Level 2 of ISO 10646 rules out those troubles and gives truly non-ambiguous coding. That levels feature is omitted from Unicode, but there does not yet seem to be evidence of the importance of avoiding what to me seems to be a calamitous path.
Having got somewhere with each of the character coding standards, I've always been active in promoting them by publications. For the ISO 646 (et al) work I published:
When ISO 10646 became established, I and a colleague ran a bi-monthly journal 'Universe of Characters'. It ran for three years, and contained much technical data and information about writing systems, scripts and character sets that is not available elsewhere.
- 'Considerations in choosing a character code ...', Comp J 1961, P 202
- 'The I.S.O. Character Code', Comp J 1964 P 19
- 'The British Standard Data Code and how to exploit it', Comp J 1970 P 223
- 'Character Sets and Coding', NCC Guide No 9 1981, ISBN 0850123089 (also covering ISO 6937)
It is rather strange that, although character sets and their coding is of such fundamental importance for computers, for hardware (your 8-bit codes) and for software and for interchange, it has always been a minority interest.

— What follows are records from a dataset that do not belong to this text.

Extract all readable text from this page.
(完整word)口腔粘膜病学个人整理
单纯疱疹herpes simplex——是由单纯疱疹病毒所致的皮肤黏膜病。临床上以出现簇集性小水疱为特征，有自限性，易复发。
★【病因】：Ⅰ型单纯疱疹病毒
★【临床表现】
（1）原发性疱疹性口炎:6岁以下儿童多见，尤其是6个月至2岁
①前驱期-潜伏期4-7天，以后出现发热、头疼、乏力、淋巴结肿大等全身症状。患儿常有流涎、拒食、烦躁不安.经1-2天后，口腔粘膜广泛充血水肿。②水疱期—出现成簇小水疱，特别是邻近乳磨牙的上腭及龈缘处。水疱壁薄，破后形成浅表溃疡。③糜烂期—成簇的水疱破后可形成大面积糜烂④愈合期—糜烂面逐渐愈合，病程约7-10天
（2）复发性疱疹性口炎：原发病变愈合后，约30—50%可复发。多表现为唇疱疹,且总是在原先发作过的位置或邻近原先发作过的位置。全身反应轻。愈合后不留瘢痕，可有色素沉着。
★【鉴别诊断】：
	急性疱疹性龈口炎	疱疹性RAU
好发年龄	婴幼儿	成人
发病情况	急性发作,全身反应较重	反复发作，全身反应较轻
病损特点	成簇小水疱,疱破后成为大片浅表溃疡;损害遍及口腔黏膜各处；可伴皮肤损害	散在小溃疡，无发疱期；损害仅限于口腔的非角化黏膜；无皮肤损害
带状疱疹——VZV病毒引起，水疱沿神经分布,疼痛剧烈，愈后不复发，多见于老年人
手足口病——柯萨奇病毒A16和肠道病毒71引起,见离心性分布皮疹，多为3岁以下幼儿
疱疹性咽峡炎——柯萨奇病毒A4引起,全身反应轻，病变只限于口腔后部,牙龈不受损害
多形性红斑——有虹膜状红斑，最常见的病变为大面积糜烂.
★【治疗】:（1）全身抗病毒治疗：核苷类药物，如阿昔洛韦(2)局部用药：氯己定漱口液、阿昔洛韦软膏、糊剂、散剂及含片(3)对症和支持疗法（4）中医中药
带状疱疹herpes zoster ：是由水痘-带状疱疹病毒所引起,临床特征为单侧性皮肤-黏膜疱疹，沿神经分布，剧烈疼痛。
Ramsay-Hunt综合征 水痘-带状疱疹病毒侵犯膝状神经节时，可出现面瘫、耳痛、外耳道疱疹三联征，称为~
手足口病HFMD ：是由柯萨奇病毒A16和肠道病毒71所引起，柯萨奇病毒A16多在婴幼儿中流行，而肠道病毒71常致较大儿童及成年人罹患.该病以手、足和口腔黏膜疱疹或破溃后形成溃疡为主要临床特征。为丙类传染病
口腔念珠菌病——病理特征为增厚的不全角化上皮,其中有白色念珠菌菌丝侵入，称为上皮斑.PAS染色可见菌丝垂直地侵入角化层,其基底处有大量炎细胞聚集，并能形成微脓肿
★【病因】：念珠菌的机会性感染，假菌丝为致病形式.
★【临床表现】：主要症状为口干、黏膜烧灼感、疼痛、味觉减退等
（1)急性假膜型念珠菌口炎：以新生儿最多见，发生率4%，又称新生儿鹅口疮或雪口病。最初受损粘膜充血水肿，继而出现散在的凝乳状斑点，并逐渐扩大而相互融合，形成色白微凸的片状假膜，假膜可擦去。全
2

One thing that pleases me is that Michael Everson is still active, for he has all the right ideas.
P.S. I think in one respect you may have a greater disappointment with your coding work than I ever did. You devised that concept of Escape sequences. But it seems your American colleagues must have let you down, for whenever later anyone proposed a character set under the Registration Scheme the Americans invariably voted against it. It put the rest of us in all other countries in the position of having to disregard the Americans, and it was quite difficult for us to reach that attitude of mind.